October 21st, 1977
I find myself delighted with my life. Alone at home on a Friday night. Puttering around my cluttered apartment wearing my father’s old bathrobe– snuggling on the sofa with my dog– reading “How to Save Your Own Life” by Erica Jong.
She writes, “…how uncontrollable life is, how little our anxieties influence our futures.”
This little roach infested apartment in Glover Park has become my womb, my haven. I turn the lock on the door and have my own playland at my disposal. Free to wander around in an awful old robe. Free to talk crazy to my dog and hop and dance around the apartment for her amusement. Free to dye my hair and mustache dark black (which I did tonight, much to my horror. Although it satisfied a lifelong fantasy, it left me looking like Groucho Marx) Free to eat disgustingly heaped plates of Stouffer’s frozen lasagna and sit cross-legged on the sofa and eat chocolate Bavarian pie.
How different I am now than that first year after leaving Richard. I remember my awful existence in my apartment. Barren and empty and lonely. Feeling so lost and unloved. Floundering without the social equipment of a lover and a home. And my patent inability to create my own world because that would have no meaning. Making myself happy didn’t count in those days. I needed Daddy to take care of me. I spent so much tormented effort trying to manufacture my father’s love from the world around me. And that love I was seeking was epitomized by the security of a lover, a home, a white picket fence. What an awful burden I put on Richard to be my Daddy. He was such a lost little boy himself. Desperately trying to be loved by his mother.

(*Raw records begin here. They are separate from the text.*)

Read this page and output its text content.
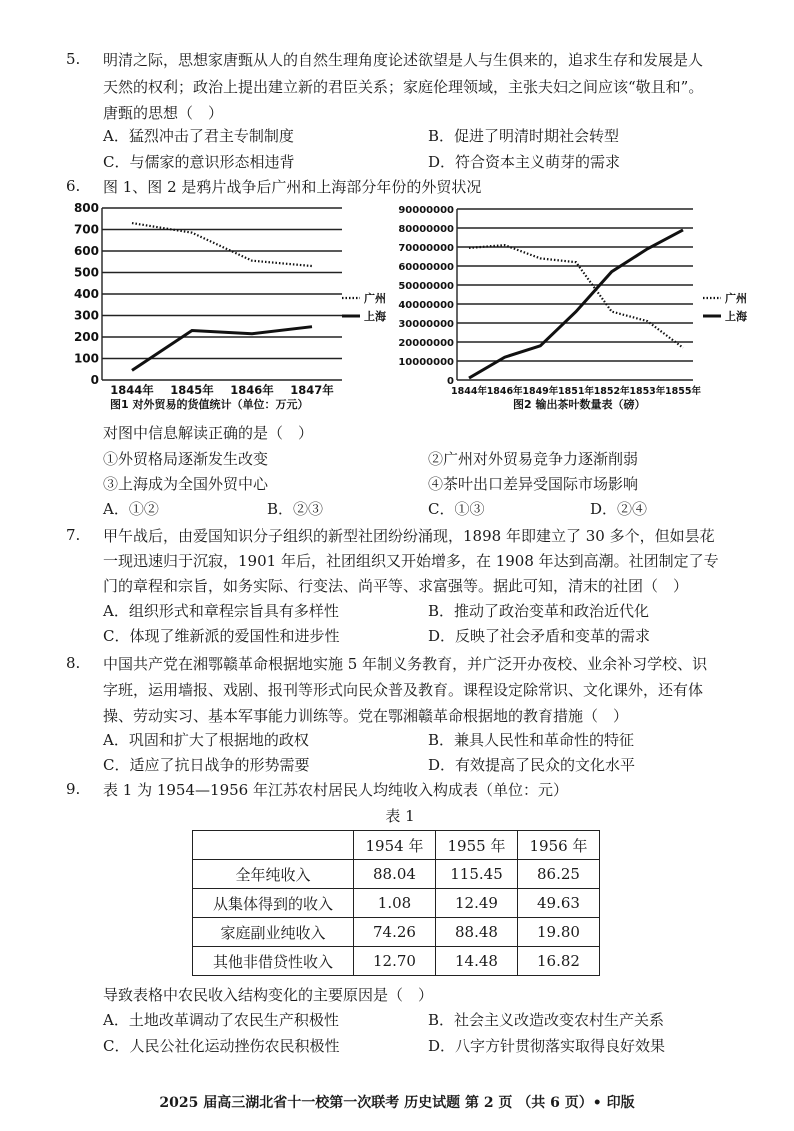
5. 明清之际，思想家唐甄从人的自然生理角度论述欲望是人与生俱来的，追求生存和发展是人
天然的权利；政治上提出建立新的君臣关系；家庭伦理领域，主张夫妇之间应该“敬且和”。
唐甄的思想（　）
A．猛烈冲击了君主专制制度	B．促进了明清时期社会转型
C．与儒家的意识形态相违背	D．符合资本主义萌芽的需求
6. 图 1、图 2 是鸦片战争后广州和上海部分年份的外贸状况
0
100
200
300
400
500
600
700
800
1844年 1845年 1846年 1847年
广州
上海
图1 对外贸易的货值统计（单位：万元）
0
10000000
20000000
30000000
40000000
50000000
60000000
70000000
80000000
90000000
1844年 1846年 1849年 1851年 1852年 1853年 1855年
广州
上海
图2 输出茶叶数量表（磅）
对图中信息解读正确的是（　）
①外贸格局逐渐发生改变	②广州对外贸易竞争力逐渐削弱
③上海成为全国外贸中心	④茶叶出口差异受国际市场影响
A．①②	B．②③	C．①③	D．②④
7. 甲午战后，由爱国知识分子组织的新型社团纷纷涌现，1898 年即建立了 30 多个，但如昙花
一现迅速归于沉寂，1901 年后，社团组织又开始增多，在 1908 年达到高潮。社团制定了专
门的章程和宗旨，如务实际、行变法、尚平等、求富强等。据此可知，清末的社团（　）
A．组织形式和章程宗旨具有多样性	B．推动了政治变革和政治近代化
C．体现了维新派的爱国性和进步性	D．反映了社会矛盾和变革的需求
8. 中国共产党在湘鄂赣革命根据地实施 5 年制义务教育，并广泛开办夜校、业余补习学校、识
字班，运用墙报、戏剧、报刊等形式向民众普及教育。课程设定除常识、文化课外，还有体
操、劳动实习、基本军事能力训练等。党在鄂湘赣革命根据地的教育措施（　）
A．巩固和扩大了根据地的政权	B．兼具人民性和革命性的特征
C．适应了抗日战争的形势需要	D．有效提高了民众的文化水平
9. 表 1 为 1954—1956 年江苏农村居民人均纯收入构成表（单位：元）
表 1
	1954 年	1955 年	1956 年
全年纯收入	88.04	115.45	86.25
从集体得到的收入	1.08	12.49	49.63
家庭副业纯收入	74.26	88.48	19.80
其他非借贷性收入	12.70	14.48	16.82
导致表格中农民收入结构变化的主要原因是（　）
A．土地改革调动了农民生产积极性	B．社会主义改造改变农村生产关系
C．人民公社化运动挫伤农民积极性	D．八字方针贯彻落实取得良好效果
2025 届高三湖北省十一校第一次联考 历史试题 第 2 页 （共 6 页）• 印版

I wonder if it was my father’s actual physical death that ended my endless search for his love. Possibly it was a natural change, a growth, that I was headed for anyway. I have moments lately– of near giddiness– when I feel my support coming from within. What a freedom that presents. Suddenly the people in my life do not bear the awesome possibility of saving me. I am free to experience them without hating them for not being my Daddy. You see, my Daddy is dead– and I am very much responsible for my own happiness. Much more than that, however, for the first time in my life– my own happiness is my primary concern.